All the while, he was DJ’ing at parties and events. Then, he went to work for the Swedish Space Corporation; but he was soon disillusioned.

“That interest in spacecraft was the reason I studied mechatronics. So, there I was at the Space Corporation – and it wasn’t any fun,” he says. Norberg “fled” into a PhD programme at KTH, but there too, disappointment awaited. His research on safety critical control systems was plagiarized and published under someone else’s name.

“But looking back it was the best thing that could have happened to me,” he says.

Norberg started focus more seriously on how he would make a living, and he organized an informal entrepreneurial think tank called the Idea Agency. He and several friends would meet weekly for dinner, followed by a brainstorm aimed at coming up with ideas they could sell. “Of course we had loads of bad ideas, but also some good ones.”

Pacemaker started out as a device, but now is one of the most-downloaded iPad music apps.

The Pacemaker DJ system was one of the good ones, and Norberg credits his mechatronics training for the initial concept. A friend had showed him an iPod and Norberg quickly saw that if the device can decode video, it would be able to decode two concurrent Mp3 files, making two-channel audio mixing possible.

“Without the education the idea wouldn’t have happened,” he says.

The idea was realized as a firmware business, which he co-founded in 2005 with Wallner, a graduate of the Electrical Engineering master’s programme at KTH who was also working at the Space Agency. Their fledgling company launched a streamlined handheld device with two flat, round “turntable” surfaces for manipulating sound. The product generated intense interest from the international DJ community, but mainstream interest remained elusive.

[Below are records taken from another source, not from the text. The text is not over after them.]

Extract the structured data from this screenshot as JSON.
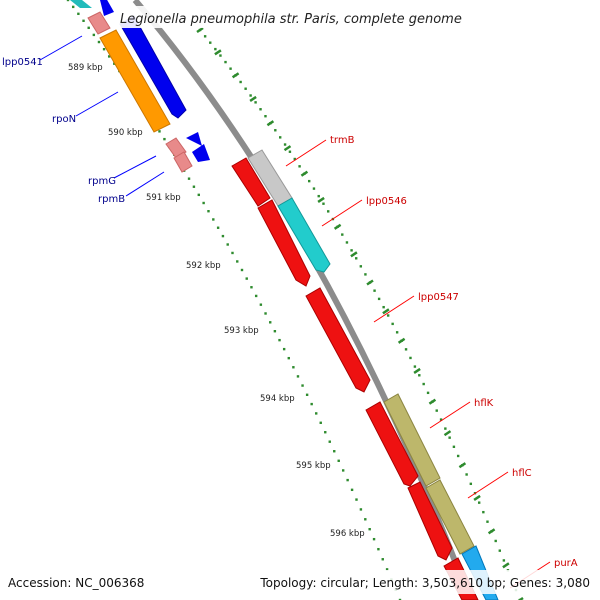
{
  "title": "Legionella pneumophila str. Paris, complete genome",
  "footer": {
    "accession": "Accession: NC_006368",
    "summary": "Topology: circular; Length: 3,503,610 bp; Genes: 3,080"
  },
  "colors": {
    "backbone": "#8c8c8c",
    "dots": "#2e8b2e",
    "ticks": "#2e8b2e",
    "label_minus": "#00008b",
    "label_plus": "#cc0000",
    "label_line_minus": "#0000ff",
    "label_line_plus": "#ff0000"
  },
  "scale_ticks": [
    "589 kbp",
    "590 kbp",
    "591 kbp",
    "592 kbp",
    "593 kbp",
    "594 kbp",
    "595 kbp",
    "596 kbp"
  ],
  "features": [
    {
      "name": "lpp0541",
      "strand": "minus",
      "color": "#e88a8a"
    },
    {
      "name": "rpoN",
      "strand": "minus",
      "color": "#ff9900"
    },
    {
      "name": "rpmG",
      "strand": "minus",
      "color": "#e88a8a"
    },
    {
      "name": "rpmB",
      "strand": "minus",
      "color": "#e88a8a"
    },
    {
      "name": "trmB",
      "strand": "plus",
      "color": "#c0c0c0"
    },
    {
      "name": "lpp0546",
      "strand": "plus",
      "color": "#22cccc"
    },
    {
      "name": "lpp0547",
      "strand": "plus",
      "color": "#ee1111"
    },
    {
      "name": "hflK",
      "strand": "plus",
      "color": "#bdb76b"
    },
    {
      "name": "hflC",
      "strand": "plus",
      "color": "#bdb76b"
    },
    {
      "name": "purA",
      "strand": "plus",
      "color": "#22aaee"
    }
  ]
}
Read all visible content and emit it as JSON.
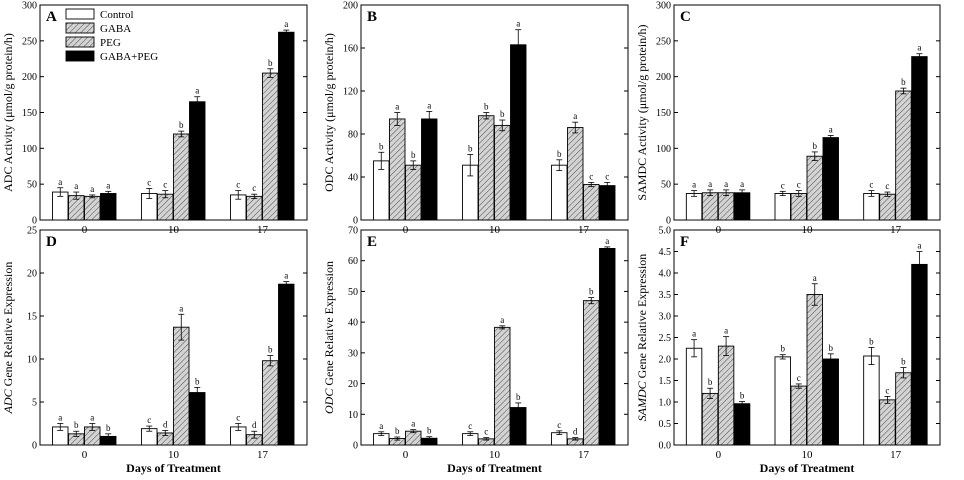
{
  "figure": {
    "x_categories": [
      "0",
      "10",
      "17"
    ],
    "colors": {
      "axis": "#000000",
      "black_bar": "#000000",
      "hatch_gray": "#c8c8c8",
      "hatch_line": "#555555",
      "white_bar": "#ffffff"
    }
  },
  "legend": {
    "position": "top-left of panel A",
    "entries": [
      "Control",
      "GABA",
      "PEG",
      "GABA+PEG"
    ]
  },
  "chart_data": [
    {
      "panel": "A",
      "type": "bar",
      "title": "",
      "xlabel": "",
      "ylabel": "ADC Activity (μmol/g protein/h)",
      "ylabel_italic": "",
      "ylabel_rest": "ADC Activity (μmol/g protein/h)",
      "categories": [
        "0",
        "10",
        "17"
      ],
      "ylim": [
        0,
        300
      ],
      "yticks": [
        0,
        50,
        100,
        150,
        200,
        250,
        300
      ],
      "ytick_labels": [
        "0",
        "50",
        "100",
        "150",
        "200",
        "250",
        "300"
      ],
      "series": [
        {
          "name": "Control",
          "values": [
            39,
            37,
            35
          ],
          "errors": [
            6,
            7,
            6
          ],
          "letters": [
            "a",
            "c",
            "c"
          ]
        },
        {
          "name": "GABA",
          "values": [
            34,
            36,
            33
          ],
          "errors": [
            5,
            5,
            3
          ],
          "letters": [
            "a",
            "c",
            "c"
          ]
        },
        {
          "name": "PEG",
          "values": [
            33,
            120,
            205
          ],
          "errors": [
            2,
            4,
            6
          ],
          "letters": [
            "a",
            "b",
            "b"
          ]
        },
        {
          "name": "GABA+PEG",
          "values": [
            37,
            165,
            262
          ],
          "errors": [
            3,
            7,
            3
          ],
          "letters": [
            "a",
            "a",
            "a"
          ]
        }
      ]
    },
    {
      "panel": "B",
      "type": "bar",
      "title": "",
      "xlabel": "",
      "ylabel": "ODC Activity (μmol/g protein/h)",
      "ylabel_italic": "",
      "ylabel_rest": "ODC Activity (μmol/g protein/h)",
      "categories": [
        "0",
        "10",
        "17"
      ],
      "ylim": [
        0,
        200
      ],
      "yticks": [
        0,
        40,
        80,
        120,
        160,
        200
      ],
      "ytick_labels": [
        "0",
        "40",
        "80",
        "120",
        "160",
        "200"
      ],
      "series": [
        {
          "name": "Control",
          "values": [
            55,
            51,
            51
          ],
          "errors": [
            8,
            10,
            5
          ],
          "letters": [
            "b",
            "b",
            "b"
          ]
        },
        {
          "name": "GABA",
          "values": [
            94,
            97,
            86
          ],
          "errors": [
            6,
            3,
            5
          ],
          "letters": [
            "a",
            "b",
            "a"
          ]
        },
        {
          "name": "PEG",
          "values": [
            51,
            88,
            33
          ],
          "errors": [
            4,
            5,
            2
          ],
          "letters": [
            "b",
            "b",
            "c"
          ]
        },
        {
          "name": "GABA+PEG",
          "values": [
            94,
            163,
            32
          ],
          "errors": [
            7,
            14,
            3
          ],
          "letters": [
            "a",
            "a",
            "c"
          ]
        }
      ]
    },
    {
      "panel": "C",
      "type": "bar",
      "title": "",
      "xlabel": "",
      "ylabel": "SAMDC Activity (μmol/g protein/h)",
      "ylabel_italic": "",
      "ylabel_rest": "SAMDC Activity (μmol/g protein/h)",
      "categories": [
        "0",
        "10",
        "17"
      ],
      "ylim": [
        0,
        300
      ],
      "yticks": [
        0,
        50,
        100,
        150,
        200,
        250,
        300
      ],
      "ytick_labels": [
        "0",
        "50",
        "100",
        "150",
        "200",
        "250",
        "300"
      ],
      "series": [
        {
          "name": "Control",
          "values": [
            37,
            37,
            37
          ],
          "errors": [
            4,
            3,
            4
          ],
          "letters": [
            "a",
            "c",
            "c"
          ]
        },
        {
          "name": "GABA",
          "values": [
            38,
            37,
            36
          ],
          "errors": [
            4,
            4,
            3
          ],
          "letters": [
            "a",
            "c",
            "c"
          ]
        },
        {
          "name": "PEG",
          "values": [
            38,
            89,
            180
          ],
          "errors": [
            4,
            6,
            4
          ],
          "letters": [
            "a",
            "b",
            "b"
          ]
        },
        {
          "name": "GABA+PEG",
          "values": [
            38,
            115,
            228
          ],
          "errors": [
            4,
            3,
            4
          ],
          "letters": [
            "a",
            "a",
            "a"
          ]
        }
      ]
    },
    {
      "panel": "D",
      "type": "bar",
      "title": "",
      "xlabel": "Days of Treatment",
      "ylabel": "ADC Gene Relative Expression",
      "ylabel_italic": "ADC",
      "ylabel_rest": " Gene Relative Expression",
      "categories": [
        "0",
        "10",
        "17"
      ],
      "ylim": [
        0,
        25
      ],
      "yticks": [
        0,
        5,
        10,
        15,
        20,
        25
      ],
      "ytick_labels": [
        "0",
        "5",
        "10",
        "15",
        "20",
        "25"
      ],
      "series": [
        {
          "name": "Control",
          "values": [
            2.1,
            1.9,
            2.1
          ],
          "errors": [
            0.4,
            0.3,
            0.4
          ],
          "letters": [
            "a",
            "c",
            "c"
          ]
        },
        {
          "name": "GABA",
          "values": [
            1.3,
            1.4,
            1.2
          ],
          "errors": [
            0.3,
            0.3,
            0.4
          ],
          "letters": [
            "b",
            "d",
            "d"
          ]
        },
        {
          "name": "PEG",
          "values": [
            2.1,
            13.7,
            9.8
          ],
          "errors": [
            0.4,
            1.5,
            0.6
          ],
          "letters": [
            "a",
            "a",
            "b"
          ]
        },
        {
          "name": "GABA+PEG",
          "values": [
            1.0,
            6.1,
            18.7
          ],
          "errors": [
            0.3,
            0.6,
            0.3
          ],
          "letters": [
            "b",
            "b",
            "a"
          ]
        }
      ]
    },
    {
      "panel": "E",
      "type": "bar",
      "title": "",
      "xlabel": "Days of Treatment",
      "ylabel": "ODC Gene Relative Expression",
      "ylabel_italic": "ODC",
      "ylabel_rest": " Gene Relative Expression",
      "categories": [
        "0",
        "10",
        "17"
      ],
      "ylim": [
        0,
        70
      ],
      "yticks": [
        0,
        10,
        20,
        30,
        40,
        50,
        60,
        70
      ],
      "ytick_labels": [
        "0",
        "10",
        "20",
        "30",
        "40",
        "50",
        "60",
        "70"
      ],
      "series": [
        {
          "name": "Control",
          "values": [
            3.7,
            3.7,
            4.0
          ],
          "errors": [
            0.6,
            0.6,
            0.6
          ],
          "letters": [
            "a",
            "c",
            "c"
          ]
        },
        {
          "name": "GABA",
          "values": [
            2.1,
            2.0,
            2.0
          ],
          "errors": [
            0.5,
            0.4,
            0.4
          ],
          "letters": [
            "b",
            "c",
            "d"
          ]
        },
        {
          "name": "PEG",
          "values": [
            4.5,
            38.3,
            47.0
          ],
          "errors": [
            0.5,
            0.5,
            1.0
          ],
          "letters": [
            "a",
            "a",
            "b"
          ]
        },
        {
          "name": "GABA+PEG",
          "values": [
            2.2,
            12.2,
            64.0
          ],
          "errors": [
            0.5,
            1.5,
            0.5
          ],
          "letters": [
            "b",
            "b",
            "a"
          ]
        }
      ]
    },
    {
      "panel": "F",
      "type": "bar",
      "title": "",
      "xlabel": "Days of Treatment",
      "ylabel": "SAMDC Gene Relative Expression",
      "ylabel_italic": "SAMDC",
      "ylabel_rest": " Gene Relative Expression",
      "categories": [
        "0",
        "10",
        "17"
      ],
      "ylim": [
        0,
        5.0
      ],
      "yticks": [
        0,
        0.5,
        1.0,
        1.5,
        2.0,
        2.5,
        3.0,
        3.5,
        4.0,
        4.5,
        5.0
      ],
      "ytick_labels": [
        "0.0",
        "0.5",
        "1.0",
        "1.5",
        "2.0",
        "2.5",
        "3.0",
        "3.5",
        "4.0",
        "4.5",
        "5.0"
      ],
      "series": [
        {
          "name": "Control",
          "values": [
            2.25,
            2.05,
            2.07
          ],
          "errors": [
            0.2,
            0.05,
            0.2
          ],
          "letters": [
            "a",
            "b",
            "b"
          ]
        },
        {
          "name": "GABA",
          "values": [
            1.2,
            1.37,
            1.05
          ],
          "errors": [
            0.12,
            0.05,
            0.08
          ],
          "letters": [
            "b",
            "c",
            "c"
          ]
        },
        {
          "name": "PEG",
          "values": [
            2.3,
            3.5,
            1.68
          ],
          "errors": [
            0.22,
            0.25,
            0.12
          ],
          "letters": [
            "a",
            "a",
            "b"
          ]
        },
        {
          "name": "GABA+PEG",
          "values": [
            0.96,
            2.0,
            4.2
          ],
          "errors": [
            0.05,
            0.12,
            0.3
          ],
          "letters": [
            "b",
            "b",
            "a"
          ]
        }
      ]
    }
  ]
}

It didn’t take long before Nordberg could see the problems with continuing in hardware, but by 2008 it was too late. The CEO who had been appointed to run their company was committed to hardware and Norberg’s efforts to push the product into the software applications market went nowhere.

But when the company folded in 2011, Norberg bought back all of its intellectual property and he and Wallner re-founded Pacemaker with Olaf (LAST NAME). Their aim this time was to use someone else’s hardware to spread their musical mission.

“Music was always present when I was growing up,” Norberg says, explaining that his father was a rock tour manager. “I grew up in a hippy collective.”

He guides a visitor through the garage door entrance on a quiet street in Stockholm’s hip Södermalm neighborhood, and into a labyrinth of connected rooms that are home to Pacemaker.

“This space was where my father ran his business. He was an entrepreneur and he had his hand in a lot of different enterprises. He kept his touring equipment and buses in this garage.”

Now, working in the same space where his father once mixed entrepreneurship and music, Norberg could be said to have arrived full circle, in a way. He also employs his younger brother, Willem Demmers, as head of product, plus two graduates and a doctoral student from KTH, adding to the picture of an innovator whose success has been shaped by his family and university.

But what binds these people is also a core belief in what technology should do for people.

“When we started, we were sick and tired of consumer-unfriendly products,” he says. “Technology should be transparent – you should just enhance the user experience.”

Which makes sense, especially when it comes to music. “A lot of users get great fun in playing with the music. Music is a special thing. It’s one thing that everybody loves.”